Join ACO musicians for a very special education program that breaks down the process of putting together a chamber concert. Held in January, February, and March, these sessions provide a unique learning experience of how these professionals prepare individually, and how they work together (without a conductor!) to bring some of the most beautiful music ever written to life. Each session includes a Q&A and ends with the performance of one piece from their entire program. 

Seating is limited. Event is free of charge.

This Chautauqua South event is sponsored by the Friends of the Martin County Library System, Inc.
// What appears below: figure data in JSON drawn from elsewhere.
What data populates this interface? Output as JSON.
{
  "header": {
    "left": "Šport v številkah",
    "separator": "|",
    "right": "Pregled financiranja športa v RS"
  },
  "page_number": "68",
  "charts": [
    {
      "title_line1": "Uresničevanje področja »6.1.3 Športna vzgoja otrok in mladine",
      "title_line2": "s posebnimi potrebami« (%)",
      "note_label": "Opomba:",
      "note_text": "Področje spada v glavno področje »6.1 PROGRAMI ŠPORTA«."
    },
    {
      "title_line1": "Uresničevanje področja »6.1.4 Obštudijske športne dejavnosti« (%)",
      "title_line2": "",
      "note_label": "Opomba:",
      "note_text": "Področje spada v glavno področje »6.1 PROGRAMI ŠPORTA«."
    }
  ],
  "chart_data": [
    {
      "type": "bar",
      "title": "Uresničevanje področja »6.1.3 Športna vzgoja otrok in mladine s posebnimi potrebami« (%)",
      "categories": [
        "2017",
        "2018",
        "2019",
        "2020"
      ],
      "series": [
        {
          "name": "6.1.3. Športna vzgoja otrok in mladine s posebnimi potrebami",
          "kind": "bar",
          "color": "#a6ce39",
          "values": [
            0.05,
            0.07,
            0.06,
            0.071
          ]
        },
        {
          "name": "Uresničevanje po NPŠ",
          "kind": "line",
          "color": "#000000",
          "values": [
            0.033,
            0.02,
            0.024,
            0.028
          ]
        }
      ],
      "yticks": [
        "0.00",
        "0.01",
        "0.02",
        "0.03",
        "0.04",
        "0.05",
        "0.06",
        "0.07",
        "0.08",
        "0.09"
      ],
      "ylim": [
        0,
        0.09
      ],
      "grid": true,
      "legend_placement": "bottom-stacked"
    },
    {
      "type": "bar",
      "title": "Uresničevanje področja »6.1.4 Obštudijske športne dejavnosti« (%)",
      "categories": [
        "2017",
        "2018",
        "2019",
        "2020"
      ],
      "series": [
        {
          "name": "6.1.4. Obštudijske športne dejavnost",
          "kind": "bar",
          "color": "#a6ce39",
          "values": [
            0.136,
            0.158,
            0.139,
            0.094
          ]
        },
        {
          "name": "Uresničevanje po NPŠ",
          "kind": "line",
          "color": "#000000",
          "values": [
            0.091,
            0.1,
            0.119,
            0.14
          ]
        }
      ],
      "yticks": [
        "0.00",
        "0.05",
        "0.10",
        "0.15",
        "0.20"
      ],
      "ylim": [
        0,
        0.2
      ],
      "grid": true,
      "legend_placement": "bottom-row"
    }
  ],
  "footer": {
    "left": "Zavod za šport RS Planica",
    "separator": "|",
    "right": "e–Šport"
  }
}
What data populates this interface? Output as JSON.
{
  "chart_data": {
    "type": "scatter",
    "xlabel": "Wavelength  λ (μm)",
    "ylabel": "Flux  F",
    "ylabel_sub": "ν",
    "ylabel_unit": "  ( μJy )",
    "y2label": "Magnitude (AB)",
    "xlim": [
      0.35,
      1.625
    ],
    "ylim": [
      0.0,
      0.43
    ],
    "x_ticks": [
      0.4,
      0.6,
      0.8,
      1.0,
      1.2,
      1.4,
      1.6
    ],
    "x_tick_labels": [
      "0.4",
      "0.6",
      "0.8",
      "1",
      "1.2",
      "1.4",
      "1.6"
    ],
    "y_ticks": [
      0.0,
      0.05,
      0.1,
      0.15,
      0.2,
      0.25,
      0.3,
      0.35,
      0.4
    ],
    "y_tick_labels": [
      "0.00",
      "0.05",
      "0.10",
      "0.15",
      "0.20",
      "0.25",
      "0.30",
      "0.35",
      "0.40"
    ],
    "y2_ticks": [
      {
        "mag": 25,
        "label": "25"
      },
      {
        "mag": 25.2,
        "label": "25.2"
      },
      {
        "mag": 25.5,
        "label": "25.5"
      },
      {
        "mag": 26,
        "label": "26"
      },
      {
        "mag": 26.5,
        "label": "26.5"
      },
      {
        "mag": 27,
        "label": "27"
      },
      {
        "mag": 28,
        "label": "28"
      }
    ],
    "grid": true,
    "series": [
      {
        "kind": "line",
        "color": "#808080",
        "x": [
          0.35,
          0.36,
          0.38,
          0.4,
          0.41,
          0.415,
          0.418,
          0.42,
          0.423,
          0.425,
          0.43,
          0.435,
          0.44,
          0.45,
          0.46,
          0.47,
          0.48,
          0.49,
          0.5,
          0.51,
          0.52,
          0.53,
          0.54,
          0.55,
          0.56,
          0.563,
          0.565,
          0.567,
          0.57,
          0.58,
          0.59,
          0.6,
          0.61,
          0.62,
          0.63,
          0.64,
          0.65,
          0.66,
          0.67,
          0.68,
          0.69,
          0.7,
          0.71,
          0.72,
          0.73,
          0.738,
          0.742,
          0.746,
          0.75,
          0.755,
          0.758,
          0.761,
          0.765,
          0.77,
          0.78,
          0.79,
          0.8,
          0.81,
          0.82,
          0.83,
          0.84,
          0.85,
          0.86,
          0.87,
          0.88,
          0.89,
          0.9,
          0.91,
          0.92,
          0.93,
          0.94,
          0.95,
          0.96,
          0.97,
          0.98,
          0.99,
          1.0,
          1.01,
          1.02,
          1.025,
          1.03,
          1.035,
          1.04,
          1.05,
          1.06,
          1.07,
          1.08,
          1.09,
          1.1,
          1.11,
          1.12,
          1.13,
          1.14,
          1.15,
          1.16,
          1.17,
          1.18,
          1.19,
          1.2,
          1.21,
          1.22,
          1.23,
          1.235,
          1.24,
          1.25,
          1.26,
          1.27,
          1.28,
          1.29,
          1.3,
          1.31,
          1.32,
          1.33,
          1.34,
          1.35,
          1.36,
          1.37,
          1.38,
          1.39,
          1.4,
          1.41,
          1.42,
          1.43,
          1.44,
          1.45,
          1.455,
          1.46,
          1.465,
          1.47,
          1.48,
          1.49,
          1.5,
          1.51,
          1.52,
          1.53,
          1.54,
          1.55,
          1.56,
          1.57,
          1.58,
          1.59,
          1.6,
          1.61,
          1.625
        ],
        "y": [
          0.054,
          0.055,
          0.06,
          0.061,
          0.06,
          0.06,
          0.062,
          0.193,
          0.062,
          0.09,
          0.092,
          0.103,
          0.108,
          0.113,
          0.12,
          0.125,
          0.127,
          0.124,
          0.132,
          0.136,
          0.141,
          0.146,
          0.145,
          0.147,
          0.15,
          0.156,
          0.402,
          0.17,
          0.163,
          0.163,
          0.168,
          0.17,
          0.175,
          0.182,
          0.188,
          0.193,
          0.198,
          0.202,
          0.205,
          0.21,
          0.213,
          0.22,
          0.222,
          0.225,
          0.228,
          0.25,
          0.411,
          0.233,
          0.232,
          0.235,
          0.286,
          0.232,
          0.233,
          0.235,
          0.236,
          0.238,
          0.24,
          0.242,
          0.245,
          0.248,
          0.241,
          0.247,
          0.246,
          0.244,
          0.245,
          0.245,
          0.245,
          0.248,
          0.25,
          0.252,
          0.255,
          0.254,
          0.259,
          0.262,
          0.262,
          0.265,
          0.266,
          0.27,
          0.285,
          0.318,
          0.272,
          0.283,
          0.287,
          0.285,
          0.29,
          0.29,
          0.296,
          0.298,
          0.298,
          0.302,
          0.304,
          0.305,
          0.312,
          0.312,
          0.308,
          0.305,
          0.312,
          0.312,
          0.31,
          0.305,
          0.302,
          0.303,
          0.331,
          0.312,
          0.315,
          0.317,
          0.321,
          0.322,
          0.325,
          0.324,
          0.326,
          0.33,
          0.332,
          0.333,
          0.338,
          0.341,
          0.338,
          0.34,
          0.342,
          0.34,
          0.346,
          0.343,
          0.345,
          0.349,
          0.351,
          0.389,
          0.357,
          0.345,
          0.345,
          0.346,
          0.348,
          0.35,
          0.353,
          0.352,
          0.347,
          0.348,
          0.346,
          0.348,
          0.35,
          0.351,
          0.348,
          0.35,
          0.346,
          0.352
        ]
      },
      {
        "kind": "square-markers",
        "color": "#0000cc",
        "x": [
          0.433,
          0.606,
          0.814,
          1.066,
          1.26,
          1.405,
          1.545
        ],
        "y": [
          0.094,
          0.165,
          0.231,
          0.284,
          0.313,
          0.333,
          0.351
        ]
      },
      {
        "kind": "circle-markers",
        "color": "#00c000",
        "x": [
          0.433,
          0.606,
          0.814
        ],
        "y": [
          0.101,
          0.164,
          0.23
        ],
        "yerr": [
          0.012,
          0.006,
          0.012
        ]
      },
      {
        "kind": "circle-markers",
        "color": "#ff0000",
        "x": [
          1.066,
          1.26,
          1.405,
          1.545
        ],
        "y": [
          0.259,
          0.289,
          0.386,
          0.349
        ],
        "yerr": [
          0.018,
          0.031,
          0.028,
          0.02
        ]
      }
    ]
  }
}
January 20 - 11:00am - 12:30pm

Jesse Cook, trumpet 
Beni Salvia, trumpet 
Stan Spinola, horn 
Tim Conner, trombone
Dan Satterwhite, bass trombone, tuba 

All-American Stars 
Join the ACO Brass Quintet for a virtuoso program that ranges from Steven Sacco’s charming quintet—at turns lyrical and boisterous (ending with a mambo), to excerpts from Gershwin’s groundbreaking, and era-defining opera Porgy and Bess. Opening the concert is a mid-century gem by legendary horn virtuoso Verne Reynolds. 

February 17 - 11:00am - 12:30pm

Intimate Portraits . Strings Program

Leonid Sigal, violin
Anna Ivanova, violin 
Christopher Gladsdorp, cello

Music of Viennese master Franz Schubert and Czech master Bohuslav Martinů anchor this all-strings program. Schubert’s gift of melody and his distinctive harmonic sensibility have made him a favorite for almost two centuries. Martinů’s music is ever-changing, diverse, novel, and engaging. His Madrigals, written for our own Maestro Amado’s grandmother, is a show-stopping virtuoso work showcasing just how dynamic two string instruments can be.

March 16 - 11:00am - 12:30pm

The Flute Summons . Flute Quartet

Christina Apelgren, flute
Aleksandr Zhuk, violin
Kaitlin Seto, viola
Ashley Garritson, cello

The flute has been around from the ancient Egyptians and mythological satyrs to shepherds and Janissaries – it is an instrument loved for its pure, sweet sounds, its agility, and its singing nature. Mozart and Beethoven exploit these qualities in two works putting the flute front and center.